Perşembe Eylül 19, 2024

Halkların İhanetçilerden Çektiği (Nubar Ozanyan)

Zulmün gölgesinde yaşam bulmaya çalışırken karanlığın sadece gece gelmediği, güneşin altında da gelip halkları bulduğu katliamlar birçok halkı nefessiz bırakmaya çalışmıştır. 1915 Ermeni Soykırımı boyunca başta Asuri, Süryani, Pontus halkı olmak üzere Êzîdî ve Kürt halkı da büyük trajediler yaşamıştır. Bugün Türk faşizmi eliyle Başûr Kurdistan’ında gerçekleşen işgal ve ilhak saldırılarında Kürt halkıyla birlikte Asuri-Süryani halkı da tanımsız acılar yaşamaktadır.

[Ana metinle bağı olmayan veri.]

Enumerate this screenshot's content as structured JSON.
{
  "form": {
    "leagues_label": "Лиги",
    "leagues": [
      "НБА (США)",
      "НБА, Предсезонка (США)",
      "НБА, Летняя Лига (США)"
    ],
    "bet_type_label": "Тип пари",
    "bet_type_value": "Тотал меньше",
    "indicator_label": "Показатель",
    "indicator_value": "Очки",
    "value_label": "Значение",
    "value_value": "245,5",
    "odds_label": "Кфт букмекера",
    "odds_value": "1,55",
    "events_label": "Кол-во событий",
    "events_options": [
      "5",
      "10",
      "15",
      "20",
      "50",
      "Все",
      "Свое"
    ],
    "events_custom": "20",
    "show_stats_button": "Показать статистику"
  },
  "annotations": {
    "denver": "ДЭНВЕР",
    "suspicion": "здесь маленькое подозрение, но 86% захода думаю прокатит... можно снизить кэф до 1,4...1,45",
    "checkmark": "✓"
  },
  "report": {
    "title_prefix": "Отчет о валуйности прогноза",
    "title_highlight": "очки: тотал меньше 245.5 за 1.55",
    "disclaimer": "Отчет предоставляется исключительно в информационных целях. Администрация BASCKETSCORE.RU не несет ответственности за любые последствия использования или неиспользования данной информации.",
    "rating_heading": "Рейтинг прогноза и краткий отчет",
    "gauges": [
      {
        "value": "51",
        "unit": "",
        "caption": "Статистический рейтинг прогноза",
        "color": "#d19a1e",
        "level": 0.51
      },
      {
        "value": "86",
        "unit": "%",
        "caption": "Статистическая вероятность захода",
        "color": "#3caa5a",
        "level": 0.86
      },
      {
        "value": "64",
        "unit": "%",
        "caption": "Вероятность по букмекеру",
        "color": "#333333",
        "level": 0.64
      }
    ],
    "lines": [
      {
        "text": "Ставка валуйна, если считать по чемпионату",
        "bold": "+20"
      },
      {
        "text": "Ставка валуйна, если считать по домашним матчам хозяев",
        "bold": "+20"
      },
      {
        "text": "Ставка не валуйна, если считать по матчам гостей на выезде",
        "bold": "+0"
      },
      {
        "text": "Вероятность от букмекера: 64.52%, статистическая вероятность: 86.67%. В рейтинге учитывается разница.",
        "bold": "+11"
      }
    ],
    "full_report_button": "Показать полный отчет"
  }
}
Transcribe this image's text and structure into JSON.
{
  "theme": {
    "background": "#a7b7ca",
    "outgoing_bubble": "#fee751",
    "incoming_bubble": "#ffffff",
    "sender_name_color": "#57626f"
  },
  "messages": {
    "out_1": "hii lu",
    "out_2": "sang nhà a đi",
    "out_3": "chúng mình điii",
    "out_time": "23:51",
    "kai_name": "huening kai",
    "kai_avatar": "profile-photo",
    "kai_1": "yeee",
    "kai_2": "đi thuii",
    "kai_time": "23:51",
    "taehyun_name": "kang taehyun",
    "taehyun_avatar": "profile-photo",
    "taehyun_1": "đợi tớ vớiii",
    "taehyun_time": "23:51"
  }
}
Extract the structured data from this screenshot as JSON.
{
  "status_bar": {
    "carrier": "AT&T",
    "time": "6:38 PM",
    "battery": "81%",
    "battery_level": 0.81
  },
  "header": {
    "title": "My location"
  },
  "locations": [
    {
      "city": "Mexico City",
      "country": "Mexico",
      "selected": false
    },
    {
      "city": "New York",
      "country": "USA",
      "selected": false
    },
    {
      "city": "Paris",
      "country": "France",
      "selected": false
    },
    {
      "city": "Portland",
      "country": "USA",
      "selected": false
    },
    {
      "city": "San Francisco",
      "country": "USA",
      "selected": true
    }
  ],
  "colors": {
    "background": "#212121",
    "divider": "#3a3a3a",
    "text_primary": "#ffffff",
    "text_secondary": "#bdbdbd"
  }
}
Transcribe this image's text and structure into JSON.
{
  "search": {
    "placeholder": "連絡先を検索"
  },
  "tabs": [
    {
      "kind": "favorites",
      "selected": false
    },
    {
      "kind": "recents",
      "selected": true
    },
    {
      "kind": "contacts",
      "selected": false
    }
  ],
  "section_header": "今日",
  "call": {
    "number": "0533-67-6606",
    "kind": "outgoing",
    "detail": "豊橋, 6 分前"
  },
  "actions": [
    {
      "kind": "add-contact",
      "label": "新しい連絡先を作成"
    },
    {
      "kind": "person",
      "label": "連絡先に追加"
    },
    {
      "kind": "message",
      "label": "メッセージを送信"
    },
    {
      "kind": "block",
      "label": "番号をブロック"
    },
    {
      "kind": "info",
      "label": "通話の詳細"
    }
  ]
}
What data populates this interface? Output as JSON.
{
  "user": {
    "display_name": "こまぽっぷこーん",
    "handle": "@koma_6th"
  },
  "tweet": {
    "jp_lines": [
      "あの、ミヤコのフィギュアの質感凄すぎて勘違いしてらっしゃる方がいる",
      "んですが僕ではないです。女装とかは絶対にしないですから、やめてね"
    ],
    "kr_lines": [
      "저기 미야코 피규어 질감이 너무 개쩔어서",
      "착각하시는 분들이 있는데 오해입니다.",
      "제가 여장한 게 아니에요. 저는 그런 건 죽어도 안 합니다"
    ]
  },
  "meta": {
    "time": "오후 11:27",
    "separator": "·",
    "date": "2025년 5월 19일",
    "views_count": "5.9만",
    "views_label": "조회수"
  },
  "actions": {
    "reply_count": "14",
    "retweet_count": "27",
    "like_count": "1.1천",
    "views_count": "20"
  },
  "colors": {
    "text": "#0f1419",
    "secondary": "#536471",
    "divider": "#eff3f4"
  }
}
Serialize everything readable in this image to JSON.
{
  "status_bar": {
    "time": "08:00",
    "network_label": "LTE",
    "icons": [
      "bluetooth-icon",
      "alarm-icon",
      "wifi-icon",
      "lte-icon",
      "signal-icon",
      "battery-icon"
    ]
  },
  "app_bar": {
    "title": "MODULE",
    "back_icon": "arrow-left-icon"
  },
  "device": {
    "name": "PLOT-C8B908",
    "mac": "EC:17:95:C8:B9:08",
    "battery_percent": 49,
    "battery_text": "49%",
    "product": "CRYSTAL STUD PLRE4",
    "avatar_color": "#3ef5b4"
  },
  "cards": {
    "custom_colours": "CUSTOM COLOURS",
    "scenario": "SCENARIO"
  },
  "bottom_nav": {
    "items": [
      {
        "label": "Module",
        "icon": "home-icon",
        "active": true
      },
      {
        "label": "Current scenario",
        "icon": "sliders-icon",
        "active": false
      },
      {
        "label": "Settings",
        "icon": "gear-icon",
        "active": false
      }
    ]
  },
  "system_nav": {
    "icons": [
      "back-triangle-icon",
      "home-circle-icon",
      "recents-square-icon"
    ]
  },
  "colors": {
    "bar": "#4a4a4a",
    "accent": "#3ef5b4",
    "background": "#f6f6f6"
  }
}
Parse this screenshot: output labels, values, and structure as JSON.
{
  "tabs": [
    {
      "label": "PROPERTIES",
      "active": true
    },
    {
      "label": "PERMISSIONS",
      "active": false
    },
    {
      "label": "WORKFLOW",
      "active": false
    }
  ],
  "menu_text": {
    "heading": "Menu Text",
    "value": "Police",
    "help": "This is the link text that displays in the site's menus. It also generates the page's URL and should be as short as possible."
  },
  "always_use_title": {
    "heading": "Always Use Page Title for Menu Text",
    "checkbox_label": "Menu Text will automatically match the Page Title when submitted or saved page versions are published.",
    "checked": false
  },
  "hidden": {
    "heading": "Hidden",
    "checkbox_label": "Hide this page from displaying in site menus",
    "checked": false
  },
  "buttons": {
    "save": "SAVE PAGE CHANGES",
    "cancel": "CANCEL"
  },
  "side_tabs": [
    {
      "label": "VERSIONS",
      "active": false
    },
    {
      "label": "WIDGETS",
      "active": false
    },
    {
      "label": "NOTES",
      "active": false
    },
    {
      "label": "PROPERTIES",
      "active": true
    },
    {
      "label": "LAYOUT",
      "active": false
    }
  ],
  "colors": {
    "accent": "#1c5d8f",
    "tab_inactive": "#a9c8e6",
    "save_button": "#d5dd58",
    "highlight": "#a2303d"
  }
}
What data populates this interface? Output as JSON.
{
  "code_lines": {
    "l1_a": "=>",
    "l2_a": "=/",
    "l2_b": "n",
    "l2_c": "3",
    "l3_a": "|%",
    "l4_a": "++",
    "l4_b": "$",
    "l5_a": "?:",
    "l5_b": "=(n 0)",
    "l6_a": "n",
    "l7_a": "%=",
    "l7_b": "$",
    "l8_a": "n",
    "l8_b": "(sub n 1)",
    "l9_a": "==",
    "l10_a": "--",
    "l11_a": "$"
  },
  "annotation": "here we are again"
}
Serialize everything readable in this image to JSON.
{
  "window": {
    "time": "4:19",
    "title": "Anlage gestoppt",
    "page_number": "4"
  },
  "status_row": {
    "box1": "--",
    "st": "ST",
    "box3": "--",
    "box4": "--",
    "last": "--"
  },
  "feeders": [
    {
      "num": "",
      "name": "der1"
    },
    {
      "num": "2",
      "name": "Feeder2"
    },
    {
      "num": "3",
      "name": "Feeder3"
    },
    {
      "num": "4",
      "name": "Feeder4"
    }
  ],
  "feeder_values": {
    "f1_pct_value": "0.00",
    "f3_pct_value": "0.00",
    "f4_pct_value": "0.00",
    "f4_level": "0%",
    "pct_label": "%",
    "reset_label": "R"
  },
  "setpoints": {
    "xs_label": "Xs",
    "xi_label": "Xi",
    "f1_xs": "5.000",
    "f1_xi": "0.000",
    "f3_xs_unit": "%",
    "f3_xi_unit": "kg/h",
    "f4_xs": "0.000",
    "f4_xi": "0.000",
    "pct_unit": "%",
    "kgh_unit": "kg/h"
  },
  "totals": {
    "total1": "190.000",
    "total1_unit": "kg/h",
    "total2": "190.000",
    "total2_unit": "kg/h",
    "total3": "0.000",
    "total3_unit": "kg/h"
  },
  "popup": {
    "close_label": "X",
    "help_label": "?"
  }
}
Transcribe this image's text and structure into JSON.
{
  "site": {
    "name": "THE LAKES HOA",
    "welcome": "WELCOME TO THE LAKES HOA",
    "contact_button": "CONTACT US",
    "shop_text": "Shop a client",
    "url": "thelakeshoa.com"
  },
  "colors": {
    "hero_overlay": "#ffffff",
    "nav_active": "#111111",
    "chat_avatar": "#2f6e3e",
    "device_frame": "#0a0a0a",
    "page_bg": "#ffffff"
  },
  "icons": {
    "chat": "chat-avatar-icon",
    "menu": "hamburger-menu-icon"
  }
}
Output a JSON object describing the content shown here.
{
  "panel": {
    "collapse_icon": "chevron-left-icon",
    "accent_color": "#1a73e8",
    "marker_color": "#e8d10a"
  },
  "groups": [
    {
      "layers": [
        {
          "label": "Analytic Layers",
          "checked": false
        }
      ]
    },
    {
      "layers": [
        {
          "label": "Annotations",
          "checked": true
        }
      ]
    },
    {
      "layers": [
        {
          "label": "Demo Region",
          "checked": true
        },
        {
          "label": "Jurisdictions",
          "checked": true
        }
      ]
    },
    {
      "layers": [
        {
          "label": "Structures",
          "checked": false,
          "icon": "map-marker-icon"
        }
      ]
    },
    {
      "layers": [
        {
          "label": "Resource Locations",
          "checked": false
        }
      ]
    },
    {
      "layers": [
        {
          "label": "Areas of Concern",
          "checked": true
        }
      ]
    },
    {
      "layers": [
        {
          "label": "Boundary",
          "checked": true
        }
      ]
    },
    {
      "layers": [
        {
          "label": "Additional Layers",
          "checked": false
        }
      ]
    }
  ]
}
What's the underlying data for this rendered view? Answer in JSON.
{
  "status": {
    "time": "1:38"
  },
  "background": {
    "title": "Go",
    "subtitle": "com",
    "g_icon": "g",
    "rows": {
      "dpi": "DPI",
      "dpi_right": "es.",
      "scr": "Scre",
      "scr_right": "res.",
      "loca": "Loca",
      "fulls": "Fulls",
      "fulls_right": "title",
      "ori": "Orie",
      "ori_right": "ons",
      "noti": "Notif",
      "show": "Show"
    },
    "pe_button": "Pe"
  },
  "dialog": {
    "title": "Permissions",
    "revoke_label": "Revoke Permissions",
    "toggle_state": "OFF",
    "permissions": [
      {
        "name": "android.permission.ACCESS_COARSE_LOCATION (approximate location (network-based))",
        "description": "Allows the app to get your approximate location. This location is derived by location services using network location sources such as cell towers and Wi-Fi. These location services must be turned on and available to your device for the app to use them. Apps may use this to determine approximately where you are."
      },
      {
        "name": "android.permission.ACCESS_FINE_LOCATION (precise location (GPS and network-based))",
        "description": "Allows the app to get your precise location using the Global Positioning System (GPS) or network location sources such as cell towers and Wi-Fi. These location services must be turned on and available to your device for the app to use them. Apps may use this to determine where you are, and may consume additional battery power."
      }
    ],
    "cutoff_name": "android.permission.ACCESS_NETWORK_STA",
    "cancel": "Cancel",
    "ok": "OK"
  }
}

Kürt ve özgürlük düşmanlığını, saldırganlığını Türk parlamentosuna taşımaktan çekinmeyen, soygun düzenlerine kutsal Türklük şalı giydiren faşist devlet 15 Haziran’dan bu yana KDP desteğini arkasına alarak Duhok merkezli saldırılarını yaygınlaştırmaktadır. Bölgeyi insansızlaştırıp, halkların tarihi hafızasını silmeye çalışıyor. Köyleri, dağları bombalamakta, tarım arazilerini yakıp, köyleri zorla boşaltmakta, bölge halkını bir kez daha tehcire, yokluğa, belirsizliğe mahkum etmektedir.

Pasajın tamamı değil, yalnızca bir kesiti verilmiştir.